Hardware accelerators for AI and machine learning as well as GPUs are among the many components found in modern computers. Nevertheless, these elements frequently function separately, resulting in data flow obstructions. In contrast to conventional programming approaches, SHMT enables several components to handle data at once, reducing idle resources and enhancing processing speed.
Hung-Wei Tseng, UCR associate professor of electrical and computer engineering and co-lead author of the study, emphasized that SHMT leverages existing processors, eliminating the need for additional hardware. The framework divides computational functions among different components, enabling parallel processing and maximizing efficiency.
SHMT’s innovative approach lies in its use of virtual operations (VOPs) and quality-aware work-stealing (QAWS) scheduling policy. This allows CPUs to offload functions to virtual hardware devices, ensuring workload balance and quality control.
To test the concept, the researchers built a system using NVIDIA’s Jetson Nano module, containing a quad-core ARM Cortex-A57 processor, 128 Maxwell architecture GPU cores, and a Google Edge TPU. The system demonstrated a remarkable 1.95X speed boost and a 51% reduction in energy consumption compared to baseline methods.
The implications of SHMT are significant.
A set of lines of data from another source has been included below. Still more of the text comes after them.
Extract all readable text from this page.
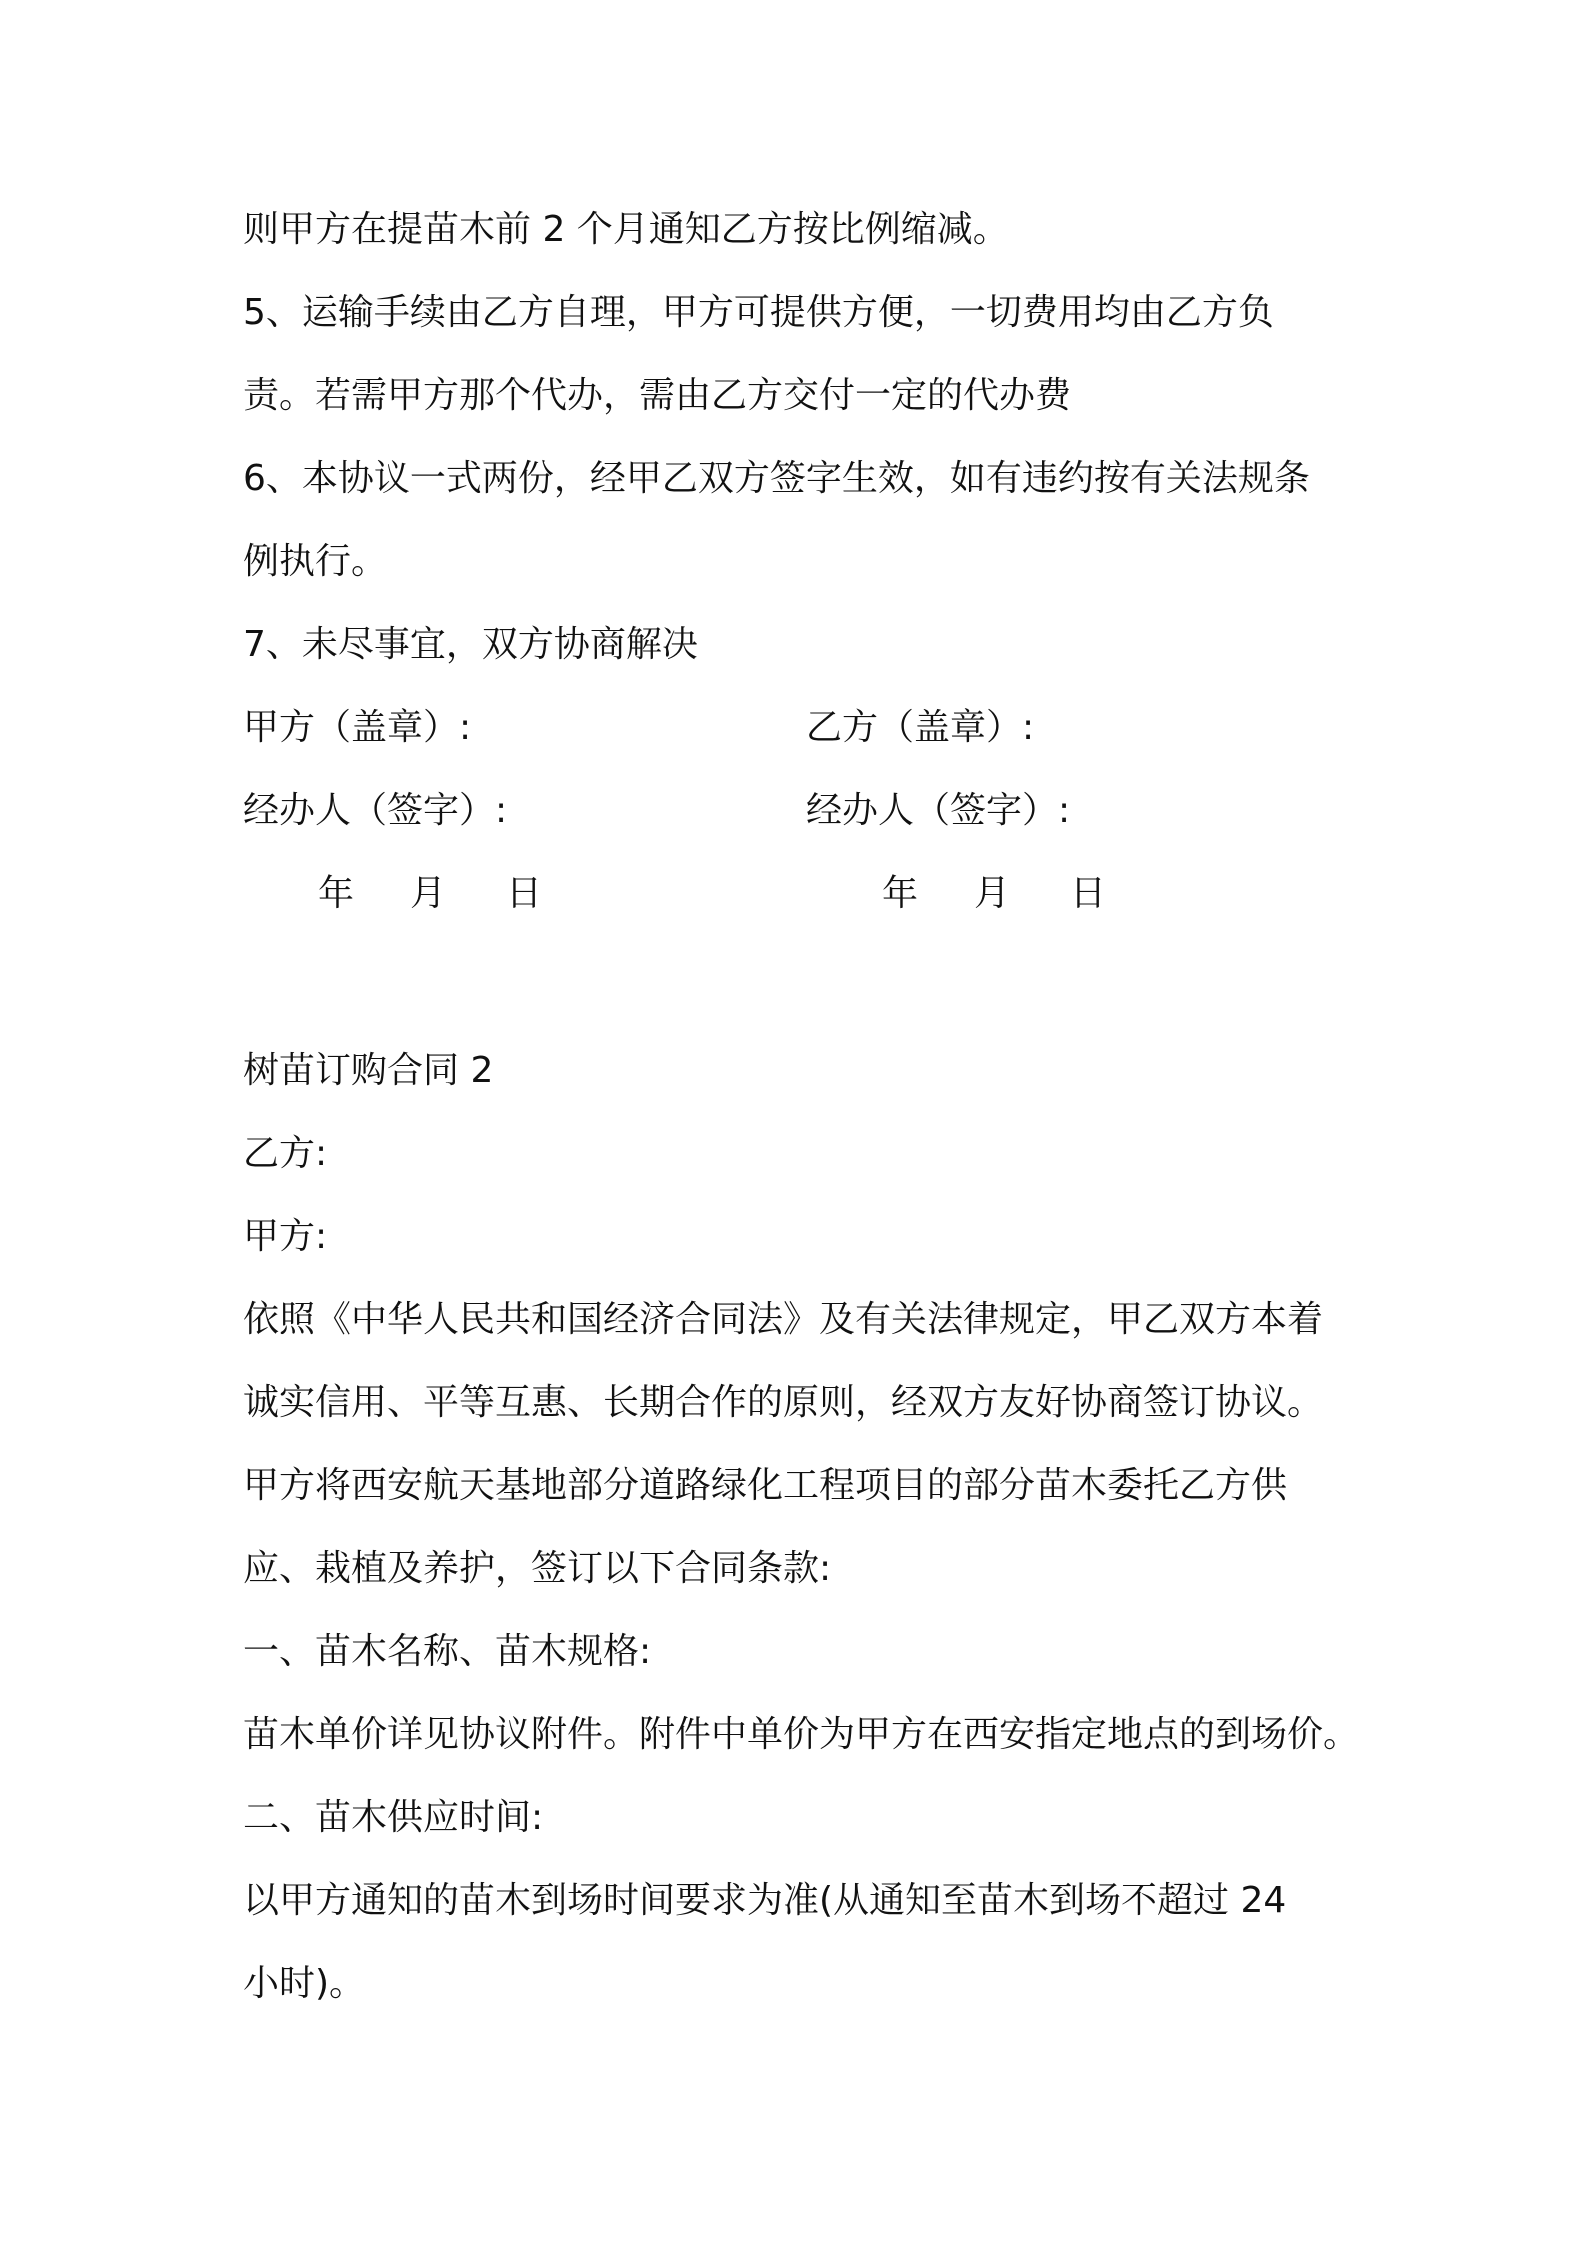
则甲方在提苗木前 2 个月通知乙方按比例缩减。
5、运输手续由乙方自理，甲方可提供方便，一切费用均由乙方负
责。若需甲方那个代办，需由乙方交付一定的代办费
6、本协议一式两份，经甲乙双方签字生效，如有违约按有关法规条
例执行。
7、未尽事宜，双方协商解决
甲方（盖章）:	乙方（盖章）:
经办人（签字）:	经办人（签字）:
年 月 日	年 月 日
树苗订购合同 2
乙方:
甲方:
依照《中华人民共和国经济合同法》及有关法律规定，甲乙双方本着
诚实信用、平等互惠、长期合作的原则，经双方友好协商签订协议。
甲方将西安航天基地部分道路绿化工程项目的部分苗木委托乙方供
应、栽植及养护，签订以下合同条款:
一、苗木名称、苗木规格:
苗木单价详见协议附件。附件中单价为甲方在西安指定地点的到场价。
二、苗木供应时间:
以甲方通知的苗木到场时间要求为准(从通知至苗木到场不超过 24
小时)。
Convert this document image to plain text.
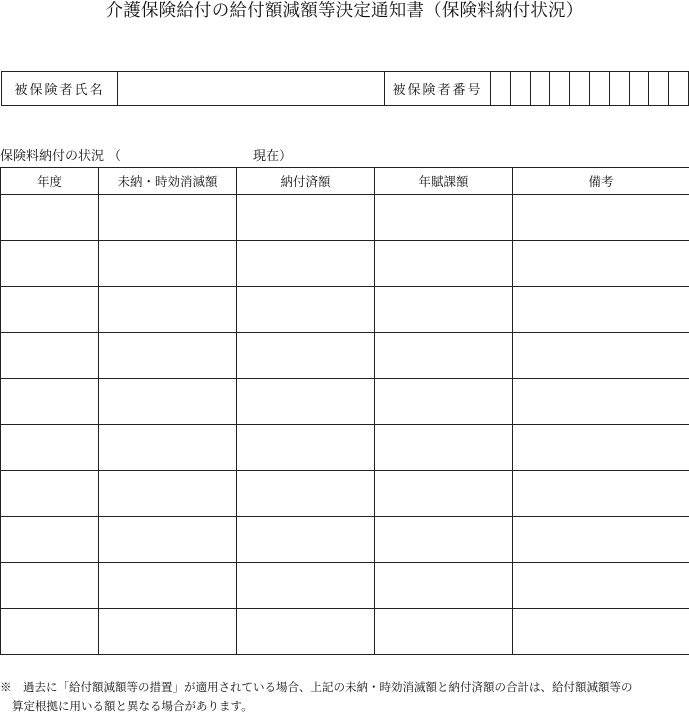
介護保険給付の給付額減額等決定通知書（保険料納付状況）
被保険者氏名	被保険者番号
保険料納付の状況 （	現在）
年度	未納・時効消滅額	納付済額	年賦課額	備考

※　過去に「給付額減額等の措置」が適用されている場合、上記の未納・時効消滅額と納付済額の合計は、給付額減額等の
算定根拠に用いる額と異なる場合があります。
Not only could it enhance the performance of existing devices, but it could also reduce the need for expensive components, leading to more affordable and energy-efficient devices. For data centers, SHMT could optimize energy use and reduce carbon emissions and water consumption.
While further research is needed to refine SHMT’s implementation and determine its optimal applications, the initial results are promising. With its potential to transform computing efficiency, SHMT represents a major leap forward in the field of computer processing.